Setelah beberapa diskusi ringan, akhirnya peserta diskusi sepakat agar perlombaan diadakan pada hari Minggu, 29 Desember 2013, berhubung hari Minggu adalah hari libur sekolahnya anak-anak. Lokasi yang menjadi tempat eksekusi adalah rumah cahaya, yang untuk selanjutnya kita sebut saja TKP. Target operasi yang ingin dicapai tidak lebih dari 30 orang.

Setelah mengantongi berbagai macam hasil keputusan rapat, relawan bekerja sama dengan anggota FLP langsung membagi tugas untuk mensukseskan acara ini. Brosur perlombaan segera dibagikan ke penduduk sekitar TKP. Tak lupa, sosialisasi perlombaan juga gencar menghiasi laman dunia maya, seperti facebook. Mengingat, facebook salah satu akses yang sangat produktif untuk berbagi informasi.

H-4 peserta telah mencapai 32 orang. Telah melebihi target yang telah disepakati. Luar biasa sekali antusiasme masyarakat. Tapi apalah daya kami, relawan yang keren-keren ini. Tidak kuasa menolak adik-adik yang mendaftar mendekati hari H. Terlebih mak-maknya juga ikut langsung terjun ke TKP. Masak iya sih ditolak?? Kan saaaayaang, begitu pikir beberapa anggota FLP lainnya yang juga ikut nangkring di posko pendaftaran.
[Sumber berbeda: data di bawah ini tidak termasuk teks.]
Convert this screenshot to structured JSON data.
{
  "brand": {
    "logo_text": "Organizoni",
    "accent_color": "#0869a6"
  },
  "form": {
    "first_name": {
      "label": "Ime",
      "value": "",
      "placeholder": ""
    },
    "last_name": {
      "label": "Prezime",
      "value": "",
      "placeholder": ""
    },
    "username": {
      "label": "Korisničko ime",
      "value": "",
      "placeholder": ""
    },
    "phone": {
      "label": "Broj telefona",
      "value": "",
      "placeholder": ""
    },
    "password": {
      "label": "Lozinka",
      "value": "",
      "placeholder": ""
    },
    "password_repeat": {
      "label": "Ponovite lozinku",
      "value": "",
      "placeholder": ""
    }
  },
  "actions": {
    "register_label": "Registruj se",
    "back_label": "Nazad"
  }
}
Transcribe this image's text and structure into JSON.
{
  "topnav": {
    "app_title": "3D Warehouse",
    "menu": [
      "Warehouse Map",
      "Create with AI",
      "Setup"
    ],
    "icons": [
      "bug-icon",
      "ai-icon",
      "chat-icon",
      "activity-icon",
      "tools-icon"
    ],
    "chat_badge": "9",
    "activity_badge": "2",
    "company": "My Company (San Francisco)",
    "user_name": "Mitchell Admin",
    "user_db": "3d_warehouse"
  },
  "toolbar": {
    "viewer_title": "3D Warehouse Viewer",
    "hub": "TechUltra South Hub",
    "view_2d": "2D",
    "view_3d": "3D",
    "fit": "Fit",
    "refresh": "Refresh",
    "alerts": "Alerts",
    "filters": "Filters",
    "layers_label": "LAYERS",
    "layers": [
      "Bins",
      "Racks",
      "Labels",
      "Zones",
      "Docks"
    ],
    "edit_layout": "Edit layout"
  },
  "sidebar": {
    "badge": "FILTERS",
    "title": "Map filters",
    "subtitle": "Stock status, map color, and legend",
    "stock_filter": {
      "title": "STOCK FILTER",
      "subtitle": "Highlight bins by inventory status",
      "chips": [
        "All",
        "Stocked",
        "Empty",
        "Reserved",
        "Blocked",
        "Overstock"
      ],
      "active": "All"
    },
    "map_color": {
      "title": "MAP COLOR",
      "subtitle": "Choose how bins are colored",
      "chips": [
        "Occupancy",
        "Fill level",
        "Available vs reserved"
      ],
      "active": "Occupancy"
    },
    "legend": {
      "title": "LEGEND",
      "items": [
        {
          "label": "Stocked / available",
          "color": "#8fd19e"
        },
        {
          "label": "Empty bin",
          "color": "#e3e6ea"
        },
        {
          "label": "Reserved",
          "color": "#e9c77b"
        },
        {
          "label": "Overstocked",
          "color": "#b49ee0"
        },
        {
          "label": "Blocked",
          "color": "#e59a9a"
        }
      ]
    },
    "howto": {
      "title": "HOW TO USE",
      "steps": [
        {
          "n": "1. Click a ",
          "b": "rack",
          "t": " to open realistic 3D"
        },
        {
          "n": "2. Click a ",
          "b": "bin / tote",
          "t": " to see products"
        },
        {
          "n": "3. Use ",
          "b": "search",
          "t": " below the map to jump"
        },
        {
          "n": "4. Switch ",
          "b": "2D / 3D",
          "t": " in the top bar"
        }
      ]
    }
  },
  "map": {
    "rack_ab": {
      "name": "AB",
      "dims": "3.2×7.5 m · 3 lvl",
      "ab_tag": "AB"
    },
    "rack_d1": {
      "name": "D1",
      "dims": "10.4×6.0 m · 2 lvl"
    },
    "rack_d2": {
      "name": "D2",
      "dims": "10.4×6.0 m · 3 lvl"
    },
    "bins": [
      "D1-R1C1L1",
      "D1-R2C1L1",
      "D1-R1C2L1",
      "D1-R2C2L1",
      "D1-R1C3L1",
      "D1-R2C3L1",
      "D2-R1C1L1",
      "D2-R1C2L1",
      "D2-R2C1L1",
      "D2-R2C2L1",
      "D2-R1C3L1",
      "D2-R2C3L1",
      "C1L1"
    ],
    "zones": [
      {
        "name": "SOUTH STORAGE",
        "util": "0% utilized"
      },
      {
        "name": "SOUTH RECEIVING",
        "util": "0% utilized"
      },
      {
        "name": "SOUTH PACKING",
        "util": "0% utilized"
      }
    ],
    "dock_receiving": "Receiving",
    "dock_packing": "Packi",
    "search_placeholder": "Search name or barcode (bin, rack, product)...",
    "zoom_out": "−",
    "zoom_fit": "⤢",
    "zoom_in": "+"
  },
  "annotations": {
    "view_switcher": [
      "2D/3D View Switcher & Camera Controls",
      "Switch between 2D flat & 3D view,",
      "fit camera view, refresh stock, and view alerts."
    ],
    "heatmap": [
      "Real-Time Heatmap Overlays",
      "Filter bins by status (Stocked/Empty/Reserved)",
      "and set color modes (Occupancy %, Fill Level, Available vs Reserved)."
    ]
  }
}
H-2 relawan dan beberapa anggota FLP sibuk membereskan rumah cahaya yang akan menjadi tempat eksekusi nantinya. Jadilah peujampus puris alias sapu ijuek and the friends menjadi incaran amuk massa. Alhamdulillah rumah cahaya memiliki persediaan peujampus puris yang cukup. Alhasil kami berhasil melancarkan misi pertama: bersih-bersih rumah yang berdampingan dengan rumah cahaya. Dengan harapan rumah ini bisa ditempati oleh pendamping anak-anak nantinya. Boleh jadi, di hari-H pengunjung semakin membludak. Jadi, sedia ruangan sebelum sesak. Begitu kurang lebih.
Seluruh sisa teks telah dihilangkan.